McGrath is a pleasingly rumpled, exceedingly polite Southern gent who grew up in Florida and West Virginia. He moved to Boston to major in English at BU, a school he chose because of its generous scholarship offer — and the preponderance of record stores around it. McGrath was still an undergrad when he started working at Looney Tunes as a clerk, the day after it opened. Three years later, he bought the joint. Thirty years after that, the record store is an endangered species.
"We have succeeded where so many have failed because I am this, McGrath says, pinching his fingers together and squinting through them in the manner of Mark McKinney crushing the head of a passerby, "just this much more smart than stupid."
McGrath attributes his store's longevity to its generous scope. "The [record stores] who still exist are those that cover the broadest range," he says, noting the demise of specialized record stores. "Besides, when a lot of record stores were going out of business, they were complaining, 'All I see in here is gray ponytails.' Well, why is that gray-ponytail money bad?
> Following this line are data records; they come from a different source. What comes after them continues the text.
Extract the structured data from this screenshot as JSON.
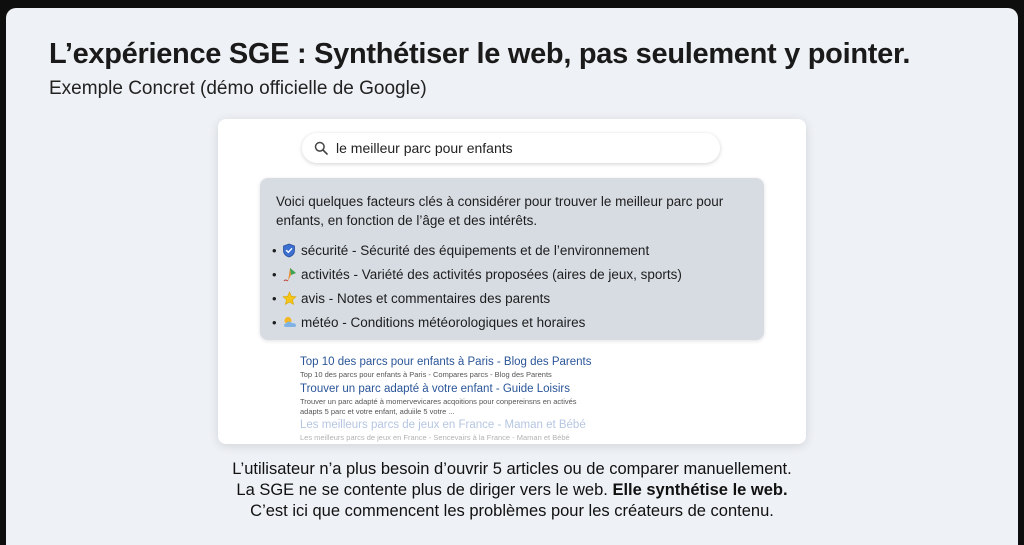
{
  "title": "L’expérience SGE : Synthétiser le web, pas seulement y pointer.",
  "subtitle": "Exemple Concret (démo officielle de Google)",
  "search": {
    "query": "le meilleur parc pour enfants",
    "icon": "search-icon"
  },
  "ai_overview": {
    "intro": "Voici quelques facteurs clés à considérer pour trouver le meilleur parc pour enfants, en fonction de l’âge et des intérêts.",
    "items": [
      {
        "icon": "shield-icon",
        "text": "sécurité - Sécurité des équipements et de l’environnement"
      },
      {
        "icon": "kite-icon",
        "text": "activités - Variété des activités proposées (aires de jeux, sports)"
      },
      {
        "icon": "star-icon",
        "text": "avis - Notes et commentaires des parents"
      },
      {
        "icon": "weather-icon",
        "text": "météo - Conditions météorologiques et horaires"
      }
    ],
    "bullet": "•"
  },
  "results": [
    {
      "title": "Top 10 des parcs pour enfants à Paris - Blog des Parents",
      "snippet_lines": [
        "Top 10 des parcs pour enfants à Paris - Compares parcs - Blog des Parents"
      ]
    },
    {
      "title": "Trouver un parc adapté à votre enfant - Guide Loisirs",
      "snippet_lines": [
        "Trouver un parc adapté à momervevicares acqoitions pour conpereinsns en activés",
        "adapts 5 parc et votre enfant, aduiile 5 votre ..."
      ]
    },
    {
      "title": "Les meilleurs parcs de jeux en France - Maman et Bébé",
      "snippet_lines": [
        "Les meilleurs parcs de jeux en France - Sencevairs à la France - Maman et Bébé"
      ]
    }
  ],
  "caption": {
    "line1": "L’utilisateur n’a plus besoin d’ouvrir 5 articles ou de comparer manuellement.",
    "line2_plain": "La SGE ne se contente plus de diriger vers le web. ",
    "line2_bold": "Elle synthétise le web.",
    "line3": "C’est ici que commencent les problèmes pour les créateurs de contenu."
  },
  "colors": {
    "slide_bg": "#eef1f5",
    "panel_bg": "#d7dce3",
    "link": "#2a5598"
  }
}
I'll take that gray-ponytail money."
The number of gray ponytails and other Looney Tunes shoppers has remained fairly constant over the years, McGrath says. However, the recession has had a serious impact on the store's profits: records sell for just about a third of what they would have four years ago.
McGrath makes up for his losses as he always has: by selling off valuable records from his own collection, which he started in 1965 at the age of eight. At this point, he says, he has no idea how many records he owns. "I really don't think that anybody who has an approximate notion of how many records they have," he says, "have all that fucking many."
McGrath readily admits that he prefers records to finance. Recently, he gave a talk for a Berklee business class. A student asked how he dealt with the hundreds of thousands of items in his store. "I pretty much put them on a shelf in alphabetical order," he told them.
The class suggested he get a good database, or at least a computer. But McGrath scoffs that bringing the record store up to date would be like "having a state-of-the-art chariot."
"It's not of the modern world, exactly," he said.